A cette star pornographique
Son soleil mort
Sa  mer liquide
Est bien trop flasque
Pour que ses claques
M’atteignent encore

Le monde est brique
Du diabolique au féerique
Réalité virtuelle, éloge de nos prétextes
Seules nos fesses sont sur une chaise
Bancale, banale, qui rime pourtant
Avec le fleuve absurde que sont nos vies
Tous et toutes nous dansons
Faisons danser, parfois valser
Cramponnés à la chimère
De l'avenir si prometteur

Professionnels du rêve permanent
Il n’y a plus aucun espoir...


Fort heureusement, il n’y a pas que des gens qui me déplaisent autour de moi, loin de là d’ailleurs. Pourtant il est bien rare que nos idées concordent, que nos centres d’intérêts soient identiques, que nos rythmes soient similaires et que nous nous comprenions parfaitement. Cependant il est une clef magique qui nous unit, elle s’appelle « tolérance ».  Je précise que « tolérance » ne veut pas dire « acceptation » ou « compromis ». Cependant elle-seule peut permettre, le cas échéant, cet avènement. Effectivement, la tolérance autorise l’indépendance d’esprit et l’autonomie de mouvement à celui ou celle qui se trouve face à nous, ce dernier ou cette dernière ne se sentant pas remis en cause du simple fait d’un désaccord éventuel. Avec ma muse, ma femme, ma compagne, c’est cet esprit qui nous unit et qui, je le crois profondément, fait que notre couple est aussi solide. N’allez pas croire que sous prétexte de son jeune âge elle dit amen à tout ce que je pense, croit ou fait. L’inverse est également vrai et, bien souvent, elle me déstabilise par ses prises de positions ou certaines de ses humeurs.
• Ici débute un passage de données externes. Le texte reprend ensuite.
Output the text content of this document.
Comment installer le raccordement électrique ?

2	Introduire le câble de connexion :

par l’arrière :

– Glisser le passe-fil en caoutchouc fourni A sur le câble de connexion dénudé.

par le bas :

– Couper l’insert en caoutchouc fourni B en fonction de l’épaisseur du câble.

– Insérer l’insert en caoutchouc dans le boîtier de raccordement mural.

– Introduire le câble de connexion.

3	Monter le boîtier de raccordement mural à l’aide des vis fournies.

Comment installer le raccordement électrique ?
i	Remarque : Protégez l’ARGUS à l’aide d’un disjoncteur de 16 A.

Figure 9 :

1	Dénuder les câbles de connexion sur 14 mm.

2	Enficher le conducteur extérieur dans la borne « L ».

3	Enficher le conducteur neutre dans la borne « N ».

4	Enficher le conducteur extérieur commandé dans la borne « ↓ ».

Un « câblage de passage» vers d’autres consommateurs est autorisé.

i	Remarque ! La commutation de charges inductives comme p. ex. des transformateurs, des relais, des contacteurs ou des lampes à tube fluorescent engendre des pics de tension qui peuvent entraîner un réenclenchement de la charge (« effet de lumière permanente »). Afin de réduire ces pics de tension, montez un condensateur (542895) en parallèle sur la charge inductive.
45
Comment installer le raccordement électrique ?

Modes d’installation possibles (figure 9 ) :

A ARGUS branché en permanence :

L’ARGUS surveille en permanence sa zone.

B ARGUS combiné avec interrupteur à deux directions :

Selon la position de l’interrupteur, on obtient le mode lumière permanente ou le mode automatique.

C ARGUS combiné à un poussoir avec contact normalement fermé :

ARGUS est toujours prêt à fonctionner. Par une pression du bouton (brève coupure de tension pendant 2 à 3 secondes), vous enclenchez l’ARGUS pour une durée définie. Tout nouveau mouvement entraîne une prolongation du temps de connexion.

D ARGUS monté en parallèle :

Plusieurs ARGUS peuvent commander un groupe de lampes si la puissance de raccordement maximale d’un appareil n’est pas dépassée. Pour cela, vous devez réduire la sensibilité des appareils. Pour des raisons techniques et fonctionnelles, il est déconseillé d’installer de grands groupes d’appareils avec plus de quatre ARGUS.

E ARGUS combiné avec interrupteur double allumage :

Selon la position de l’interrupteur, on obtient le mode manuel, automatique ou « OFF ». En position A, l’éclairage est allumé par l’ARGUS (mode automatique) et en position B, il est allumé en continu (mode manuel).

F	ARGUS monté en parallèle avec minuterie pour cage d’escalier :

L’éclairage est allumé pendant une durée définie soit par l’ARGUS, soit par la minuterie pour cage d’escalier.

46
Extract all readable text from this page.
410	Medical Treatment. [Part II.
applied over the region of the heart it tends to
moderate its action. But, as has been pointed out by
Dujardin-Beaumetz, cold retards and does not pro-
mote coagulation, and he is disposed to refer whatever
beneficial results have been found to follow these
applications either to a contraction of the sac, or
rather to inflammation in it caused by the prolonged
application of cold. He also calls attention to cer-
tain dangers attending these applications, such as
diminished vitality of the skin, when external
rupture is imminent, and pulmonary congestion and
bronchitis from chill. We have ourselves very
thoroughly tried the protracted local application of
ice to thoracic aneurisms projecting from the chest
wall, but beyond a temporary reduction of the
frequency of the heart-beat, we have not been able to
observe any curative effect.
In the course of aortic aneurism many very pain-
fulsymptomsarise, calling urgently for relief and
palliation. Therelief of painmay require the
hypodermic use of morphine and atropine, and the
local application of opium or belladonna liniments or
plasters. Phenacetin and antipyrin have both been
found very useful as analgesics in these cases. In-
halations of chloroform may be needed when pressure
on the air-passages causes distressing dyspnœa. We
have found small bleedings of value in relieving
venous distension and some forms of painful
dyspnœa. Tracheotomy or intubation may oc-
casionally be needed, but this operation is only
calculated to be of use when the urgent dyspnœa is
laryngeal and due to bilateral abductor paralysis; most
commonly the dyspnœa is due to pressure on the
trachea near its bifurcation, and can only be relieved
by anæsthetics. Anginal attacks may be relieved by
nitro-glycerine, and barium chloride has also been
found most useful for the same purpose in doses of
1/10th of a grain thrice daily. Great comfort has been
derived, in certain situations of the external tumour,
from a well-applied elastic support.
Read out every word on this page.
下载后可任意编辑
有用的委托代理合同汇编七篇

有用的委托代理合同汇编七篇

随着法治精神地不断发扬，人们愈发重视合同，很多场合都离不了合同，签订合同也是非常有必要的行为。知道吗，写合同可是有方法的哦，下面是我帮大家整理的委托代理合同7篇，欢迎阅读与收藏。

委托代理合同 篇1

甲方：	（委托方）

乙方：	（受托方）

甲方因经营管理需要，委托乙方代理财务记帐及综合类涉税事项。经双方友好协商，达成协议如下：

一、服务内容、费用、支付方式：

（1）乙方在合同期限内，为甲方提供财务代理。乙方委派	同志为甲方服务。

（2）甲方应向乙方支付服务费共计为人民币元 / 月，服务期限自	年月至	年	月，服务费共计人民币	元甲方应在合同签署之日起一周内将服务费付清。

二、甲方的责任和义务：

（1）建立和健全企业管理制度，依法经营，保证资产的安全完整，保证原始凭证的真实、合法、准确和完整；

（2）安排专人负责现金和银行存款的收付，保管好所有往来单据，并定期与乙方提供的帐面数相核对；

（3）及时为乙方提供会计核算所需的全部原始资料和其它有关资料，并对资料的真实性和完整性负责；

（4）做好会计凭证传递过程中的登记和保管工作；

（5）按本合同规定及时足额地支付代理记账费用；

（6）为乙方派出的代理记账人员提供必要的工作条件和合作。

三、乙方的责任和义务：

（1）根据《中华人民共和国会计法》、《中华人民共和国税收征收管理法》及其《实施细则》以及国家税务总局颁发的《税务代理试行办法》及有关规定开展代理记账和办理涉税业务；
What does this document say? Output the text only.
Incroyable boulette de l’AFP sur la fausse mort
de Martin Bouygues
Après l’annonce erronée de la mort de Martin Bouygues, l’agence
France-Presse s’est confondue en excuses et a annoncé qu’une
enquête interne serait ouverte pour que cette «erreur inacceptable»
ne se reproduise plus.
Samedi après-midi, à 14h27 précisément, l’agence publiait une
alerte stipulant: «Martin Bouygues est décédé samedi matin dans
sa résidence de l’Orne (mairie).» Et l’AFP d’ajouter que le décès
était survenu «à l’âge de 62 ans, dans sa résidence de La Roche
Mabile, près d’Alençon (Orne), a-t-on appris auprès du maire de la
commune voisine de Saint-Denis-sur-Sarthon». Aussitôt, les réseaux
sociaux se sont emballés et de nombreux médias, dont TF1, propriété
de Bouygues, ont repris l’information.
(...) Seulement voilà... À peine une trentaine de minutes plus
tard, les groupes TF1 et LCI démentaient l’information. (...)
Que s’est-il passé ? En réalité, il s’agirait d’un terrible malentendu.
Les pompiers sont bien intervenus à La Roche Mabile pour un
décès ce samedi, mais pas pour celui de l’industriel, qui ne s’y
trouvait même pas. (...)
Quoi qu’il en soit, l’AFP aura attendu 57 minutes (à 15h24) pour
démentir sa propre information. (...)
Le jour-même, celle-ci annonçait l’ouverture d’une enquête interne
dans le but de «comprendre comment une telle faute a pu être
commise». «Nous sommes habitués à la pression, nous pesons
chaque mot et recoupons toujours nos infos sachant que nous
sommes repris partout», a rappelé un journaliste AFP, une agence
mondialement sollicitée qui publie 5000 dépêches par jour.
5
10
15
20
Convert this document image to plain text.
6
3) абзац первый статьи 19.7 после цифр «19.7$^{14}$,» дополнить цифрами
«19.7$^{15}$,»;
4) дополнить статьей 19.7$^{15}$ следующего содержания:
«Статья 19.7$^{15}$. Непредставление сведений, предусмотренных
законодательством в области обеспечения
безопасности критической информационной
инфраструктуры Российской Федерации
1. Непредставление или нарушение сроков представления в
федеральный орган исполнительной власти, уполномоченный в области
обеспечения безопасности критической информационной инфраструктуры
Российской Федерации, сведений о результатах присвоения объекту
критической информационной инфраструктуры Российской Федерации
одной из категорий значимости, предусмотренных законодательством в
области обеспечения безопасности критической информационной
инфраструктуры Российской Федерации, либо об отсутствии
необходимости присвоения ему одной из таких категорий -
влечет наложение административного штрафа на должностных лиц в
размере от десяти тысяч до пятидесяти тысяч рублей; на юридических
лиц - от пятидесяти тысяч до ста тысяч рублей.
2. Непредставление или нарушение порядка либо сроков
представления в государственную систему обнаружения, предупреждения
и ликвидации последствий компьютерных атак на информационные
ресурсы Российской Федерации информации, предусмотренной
Mais est-ce si grave, si primordiale de n’être pas toujours sur la même longueur d’onde, de n’avoir pas toujours les mêmes goûts, les mêmes ambitions, dès lors que de part et d’autre nous pouvons les exprimer et, surtout, les vivre ? A bien y réfléchir, bien plus que les valeurs ou les priorités de chacun, je crois que toute union harmonieuse, amicale ou amoureuse, provient de la concordance ou non des caractères, des tempéraments. Il en est qui s’accorde parfaitement, c’est quasi chimique, alors qu’aucune valeur commune ne les réunis vraiment et d’autres qui, bien qu’ils s’accordent sur tout intellectuellement, ne peuvent s’entendre. Je crois que nous avons encore beaucoup à apprendre de la biologie, de la génétique et des neurosciences pour véritablement comprendre comment nous fonctionnons en la matière.